Wednesday, June 3, 2020

Storytelling in Eighteenth-Century Paintings

Johann Heinrich Tischbein the Elder
Young Woman Painting
1758
oil on canvas
Glasgow Museums

James Northcote
The Murder of Edward Prince of Wales at Tewkesbury
ca. 1795
oil on canvas
Maidstone Museum, Kent

"This painting depicts an incident towards the end of the Wars of the Roses, after the Battle of Tewkesbury, 4th May 1471, which the Prince of Wales and his mother lost.  . . .  The painting was probably not worked out in detail beforehand. During its restoration in 1990 many changes of position of limbs and accessories were discovered. Northcote's rather slapdash technique (fashionable at the time) and his liberal use of the non-drying bitumen pigment, made this work difficult to conserve to an exhibitable standard."

– curator's notes from the Maidstone Museum

Antonio Zucchi
Scene of Strife in Classical Dress
1767
oil on canvas
National Trust, Nostell Priory, Yorkshire

Edward Francis Burney
Battle of Jersey - The Death of Major Peirson
1781
oil on canvas
Jersey Museum and Art Gallery, St Helier

George Morland
Seashore: Fishermen hauling in a Boat
1791
oil on canvas
Victoria & Albert Museum, London

"George Morland showed a talent for painting at a very early age and exhibited chalk drawings at the Royal Academy as early as 1773, aged ten. He was apprenticed to his father, the painter Henry Robert Morland, for seven years from 1777. During that time he was chiefly employed in the copying and forging of paintings, particularly seventeenth-century Dutch landscapes. From 1790 onwards Morland was producing larger canvases than he had previously and became particularly associated with rustic and smuggling scenes. He had a prolific output, reputedly painting more than 800 works in the last eight years of his life, but his alcoholism meant he was often plagued by debt."

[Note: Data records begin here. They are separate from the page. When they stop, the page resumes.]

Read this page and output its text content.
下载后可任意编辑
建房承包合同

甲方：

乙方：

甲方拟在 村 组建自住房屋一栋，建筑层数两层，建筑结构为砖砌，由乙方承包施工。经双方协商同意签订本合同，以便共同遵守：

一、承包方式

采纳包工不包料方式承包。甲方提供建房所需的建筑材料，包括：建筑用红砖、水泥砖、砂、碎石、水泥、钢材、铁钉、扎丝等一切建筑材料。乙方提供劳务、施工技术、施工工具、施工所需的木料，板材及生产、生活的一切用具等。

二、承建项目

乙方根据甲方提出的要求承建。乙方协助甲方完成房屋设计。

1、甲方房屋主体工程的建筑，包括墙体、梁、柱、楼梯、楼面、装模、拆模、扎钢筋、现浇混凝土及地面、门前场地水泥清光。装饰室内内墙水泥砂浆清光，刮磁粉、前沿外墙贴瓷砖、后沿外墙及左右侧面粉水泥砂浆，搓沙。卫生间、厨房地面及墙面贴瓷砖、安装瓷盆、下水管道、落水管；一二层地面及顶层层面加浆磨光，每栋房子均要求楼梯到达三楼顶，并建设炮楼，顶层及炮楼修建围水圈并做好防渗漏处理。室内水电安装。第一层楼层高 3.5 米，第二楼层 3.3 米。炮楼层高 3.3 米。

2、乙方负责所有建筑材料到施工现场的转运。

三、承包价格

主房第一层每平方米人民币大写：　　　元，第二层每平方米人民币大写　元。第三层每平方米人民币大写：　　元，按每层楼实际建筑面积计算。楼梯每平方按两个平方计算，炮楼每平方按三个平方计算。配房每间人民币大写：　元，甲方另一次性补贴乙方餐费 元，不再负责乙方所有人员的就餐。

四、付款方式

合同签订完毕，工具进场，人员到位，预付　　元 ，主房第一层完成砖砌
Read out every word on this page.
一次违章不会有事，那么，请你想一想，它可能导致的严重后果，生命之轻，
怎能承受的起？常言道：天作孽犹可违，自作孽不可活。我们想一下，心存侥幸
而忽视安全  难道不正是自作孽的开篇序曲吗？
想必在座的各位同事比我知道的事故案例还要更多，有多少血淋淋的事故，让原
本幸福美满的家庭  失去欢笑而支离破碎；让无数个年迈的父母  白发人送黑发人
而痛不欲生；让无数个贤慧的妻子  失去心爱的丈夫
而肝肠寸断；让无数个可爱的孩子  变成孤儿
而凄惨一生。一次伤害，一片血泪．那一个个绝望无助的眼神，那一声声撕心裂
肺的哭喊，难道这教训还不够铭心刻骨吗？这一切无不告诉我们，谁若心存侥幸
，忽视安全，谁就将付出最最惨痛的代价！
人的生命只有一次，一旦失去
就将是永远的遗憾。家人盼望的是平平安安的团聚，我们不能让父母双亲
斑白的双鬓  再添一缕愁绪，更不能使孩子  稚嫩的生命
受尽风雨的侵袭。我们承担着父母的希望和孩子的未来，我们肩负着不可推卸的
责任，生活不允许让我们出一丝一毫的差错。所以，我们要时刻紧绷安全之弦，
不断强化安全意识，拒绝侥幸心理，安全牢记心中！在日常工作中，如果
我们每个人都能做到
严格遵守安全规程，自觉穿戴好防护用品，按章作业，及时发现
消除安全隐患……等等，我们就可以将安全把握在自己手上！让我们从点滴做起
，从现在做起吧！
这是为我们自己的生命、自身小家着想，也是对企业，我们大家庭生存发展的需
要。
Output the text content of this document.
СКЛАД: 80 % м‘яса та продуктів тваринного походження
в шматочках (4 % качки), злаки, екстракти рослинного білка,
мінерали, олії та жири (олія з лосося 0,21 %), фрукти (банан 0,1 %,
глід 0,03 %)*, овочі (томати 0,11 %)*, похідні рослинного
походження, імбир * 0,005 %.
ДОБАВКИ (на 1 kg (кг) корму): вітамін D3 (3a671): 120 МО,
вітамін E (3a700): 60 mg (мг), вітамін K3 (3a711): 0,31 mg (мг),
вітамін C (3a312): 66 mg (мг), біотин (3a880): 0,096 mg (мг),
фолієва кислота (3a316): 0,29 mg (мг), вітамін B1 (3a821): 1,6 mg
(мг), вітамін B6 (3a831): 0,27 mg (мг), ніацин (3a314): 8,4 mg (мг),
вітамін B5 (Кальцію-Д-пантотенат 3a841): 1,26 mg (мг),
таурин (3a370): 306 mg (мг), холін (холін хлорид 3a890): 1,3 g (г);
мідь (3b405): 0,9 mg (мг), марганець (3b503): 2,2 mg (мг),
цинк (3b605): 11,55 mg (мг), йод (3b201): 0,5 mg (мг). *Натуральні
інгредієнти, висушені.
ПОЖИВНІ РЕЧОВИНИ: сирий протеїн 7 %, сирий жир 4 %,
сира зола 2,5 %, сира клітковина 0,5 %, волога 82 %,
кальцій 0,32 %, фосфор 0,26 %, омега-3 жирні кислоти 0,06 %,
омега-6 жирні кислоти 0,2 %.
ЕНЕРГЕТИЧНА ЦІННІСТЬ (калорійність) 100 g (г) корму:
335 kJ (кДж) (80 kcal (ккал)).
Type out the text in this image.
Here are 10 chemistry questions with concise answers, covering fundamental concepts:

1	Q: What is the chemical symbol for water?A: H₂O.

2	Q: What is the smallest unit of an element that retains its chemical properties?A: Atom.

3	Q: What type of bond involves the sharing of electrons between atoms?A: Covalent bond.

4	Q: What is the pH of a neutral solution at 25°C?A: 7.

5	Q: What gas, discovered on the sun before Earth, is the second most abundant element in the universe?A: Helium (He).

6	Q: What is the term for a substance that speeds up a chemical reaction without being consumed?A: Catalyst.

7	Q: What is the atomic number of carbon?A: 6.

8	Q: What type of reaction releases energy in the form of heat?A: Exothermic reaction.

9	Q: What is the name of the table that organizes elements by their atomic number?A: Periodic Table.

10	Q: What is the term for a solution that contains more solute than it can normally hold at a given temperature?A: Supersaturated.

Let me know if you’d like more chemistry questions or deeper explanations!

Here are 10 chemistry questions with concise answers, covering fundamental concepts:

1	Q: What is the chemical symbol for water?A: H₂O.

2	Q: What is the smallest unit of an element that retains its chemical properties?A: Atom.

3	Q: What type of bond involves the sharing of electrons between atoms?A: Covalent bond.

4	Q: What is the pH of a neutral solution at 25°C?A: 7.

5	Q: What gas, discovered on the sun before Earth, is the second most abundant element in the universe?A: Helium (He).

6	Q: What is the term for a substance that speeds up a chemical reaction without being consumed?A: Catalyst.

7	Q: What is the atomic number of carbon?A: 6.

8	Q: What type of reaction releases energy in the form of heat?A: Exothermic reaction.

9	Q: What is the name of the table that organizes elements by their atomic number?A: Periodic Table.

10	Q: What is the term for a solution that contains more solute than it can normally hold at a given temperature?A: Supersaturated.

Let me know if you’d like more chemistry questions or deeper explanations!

– curator's notes from the Victoria & Albert Museum

Francis Wheatley
Rescue of Aemilia from the Shipwreck
(scene from Shakespeare's Comedy of Errors)
1794
oil on canvas
Royal Shakespeare Theatre, Stratford-upon-Avon

Anonymous British Artist
Return of the Prodigal Son
18th century
oil on canvas
Eltham Palace, London

Richard Wilson
Destruction of Niobe's Children
ca. 1768
oil on canvas
National Library of Wales, Aberystwyth

Herman van der Mijn
Amnon and Tamar
ca. 1725
oil on panel
Colchester and Ipswich Museums, Essex

Zoffany-Johan-
Anatomy Lecture by William Hunter
1772
oil on canvas
Royal College of Physicians, London

"William Hunter (1718-1783) was a Scottish-born anatomist, surgeon and midwife who became 'perhaps the best teacher of anatomy that ever lived.' Hunter built up a busy practice and was appointed physician-extraordinary to the Queen. His success enabled him to establish an anatomy school in Great Windmill Street, London, which included lecture theatres, dissecting rooms and a museum. He established a superb library and collection of medals and natural history specimens which today forms the collection of the Hunterian Museum in Glasgow. The painting shows Hunter in his role as professor of anatomy at the Royal Academy of Art, lecturing on stage with anatomical and live models."

– curator's notes from the Royal College of Physicians

François Boucher
Mars and Venus surprised by Vulcan
ca. 1754
oil on canvas
Wallace Collection, London

John Wootton
Haymaking in a Landscape with View of the Severn Hills
ca. 1740
oil on canvas
Government Art Collection, London

Agostino Brunias
Servants Washing a Deer
ca. 1775
oil on canvas
Yale Center for British Art

Joseph Highmore
The Good Samaritan
1744
oil on canvas
Tate Britain

Joseph Wright of Derby
An Experiment on a Bird in the Air Pump
1768
oil on canvas
National Gallery, London

"An audience has gathered around a lecturer to watch an experiment. It is night, and the room is lit by a single candle that burns behind a large rounded glass containing a diseased human skull. A white cockatoo has been placed in a glass container from which the air is being pumped to create a vacuum. Will the lecturer expel the air completely and kill the bird, or allow the air back in and revive it? Wright focuses on the viewers' differing reactions – from the girl unable to watch, to the lovers with eyes only for each other. This is the largest, most ambitious and dramatic of the series of 'candlelight' pictures Wright painted during the 1760s. It captures the drama of a staged scientific experiment but it also functions as a vanitas – a painting concerning the passing of time, the limits of human knowledge and the frailty of life itself."